Naja, ich finde den Service von Notebooksbilliger leider trotzdem sehr bescheiden. Am Telefon kam ich nicht durch oder wurde abgwiesen, hing ewig in Warteschlangen. Auf E-Mails antworten sie erst nach mehr als 7 Tagen und beantworten keine Frage.
Ich hatte auch gefragt, ob ich denn selber weiter schrauben darf oder ab wann die Garantie verloren geht. Ich bin da sicher kein Experte, aber nach 7 Tagen eine Standartantwort ohne einen Bezug zu meinem Problem, finde ich schon sehr schwach.
Wenigstens der Satz "Wir können ihnen da leider nicht helfen, aber ihre Garantie..." wäre doch möglich oder? 
Als mein Laptop schon in der Garantie war, gab es auch absolut kein Statusbericht.


----------



## HaGo55 (25. Januar 2016)

*AW: Laptop fährt manchmal hoch, manchmal nicht*

Hallo
Netzstecker ab , Akku raus 10 sec. Powerknopf drücken , alles wieder ran sollte er dann wieder laufen ist ein neues Netzteil und Akku fällig.


----------



## flotus1 (25. Januar 2016)

*AW: Laptop fährt manchmal hoch, manchmal nicht*



Breitmaulfrosch91 schrieb:


> Verliere ich nicht die garantie, wenn ich jetzt alles rausziehe und schraube?

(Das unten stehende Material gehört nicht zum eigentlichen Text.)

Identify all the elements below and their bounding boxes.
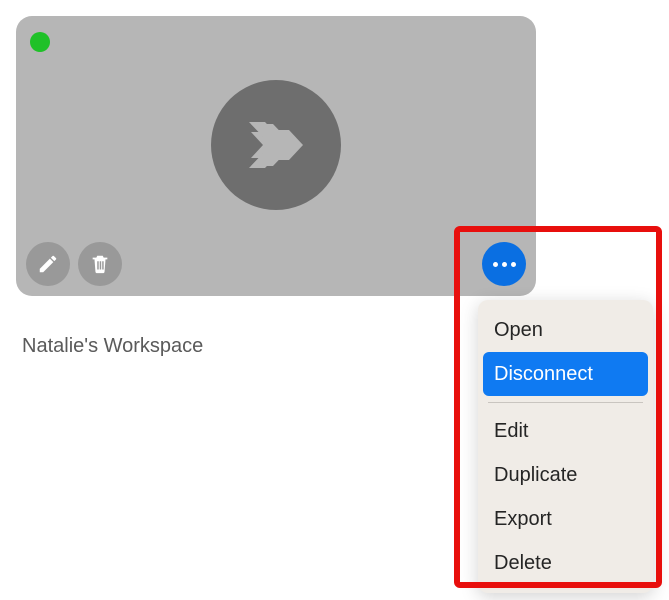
menu-item-delete[interactable]: Delete [478, 541, 653, 585]
delete-button[interactable] [78, 242, 122, 286]
menu-divider [488, 402, 643, 403]
edit-button[interactable] [26, 242, 70, 286]
menu-item-open[interactable]: Open [478, 308, 653, 352]
status-indicator [30, 32, 50, 52]
remote-desktop-glyph [237, 106, 315, 184]
context-menu: Open Disconnect Edit Duplicate Export De… [478, 300, 653, 593]
pencil-icon [37, 253, 59, 275]
trash-icon [89, 253, 111, 275]
workspace-title: Natalie's Workspace [22, 335, 203, 358]
menu-item-edit[interactable]: Edit [478, 409, 653, 453]
remote-desktop-icon [211, 80, 341, 210]
more-icon [493, 262, 516, 267]
workspace-card[interactable] [16, 16, 536, 296]
more-button[interactable] [482, 242, 526, 286]
menu-item-disconnect[interactable]: Disconnect [483, 352, 648, 396]
card-actions [26, 242, 122, 286]
menu-item-duplicate[interactable]: Duplicate [478, 453, 653, 497]
menu-item-export[interactable]: Export [478, 497, 653, 541]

Ganz vergessen, das darf man ja nicht bei jedem Hersteller/Notebook. Wobei alles was ich genannt habe halbwegs spurlos möglich sein sollte.
Wenn du auf Nummer sicher gehen willst beschränkst du dich tatsächlich besser auf das was HaGo55 geschrieben hat.

Den Service von Notbooksbilliger wollte ich keinesfalls schön reden. Nur hast du mit einem VOS von einem namhaften Hersteller mit den Leuten gar nicht erst zu tun. Darauf wollte ich hinaus.


----------



## Breitmaulfrosch91 (25. Januar 2016)

*AW: Laptop fährt manchmal hoch, manchmal nicht*



flotus1 schrieb:


> Nur hast du mit einem VOS von einem namhaften Hersteller mit den Leuten gar nicht erst zu tun. Darauf wollte ich hinaus.



Ja das stimmt natürlich! Dann traue ich mich da ehrlichgesagt lieber nicht ran und versuche die Zeit ohne den Laptop irgendwie zu überbrücken. 
@HaGo55: Vielen Dank dafür. Ich werde das später, wenn ich mehr Zeit habe, ausprobieren und berichten. Aktuell ist er im StandBy am Netzkabel angeschlossen. Da geht er dann auch wieder sofort an. Aufgeladen wird er auch angezeigt. Wenn er läuft, zeigt sich absolut keine Beeinträchtigung.


----------



## Breitmaulfrosch91 (25. Januar 2016)

*AW: Laptop fährt manchmal hoch, manchmal nicht*



HaGo55 schrieb:


> Hallo
> Netzstecker ab , Akku raus 10 sec. Powerknopf drücken , alles wieder ran sollte er dann wieder laufen ist ein neues Netzteil und Akku fällig.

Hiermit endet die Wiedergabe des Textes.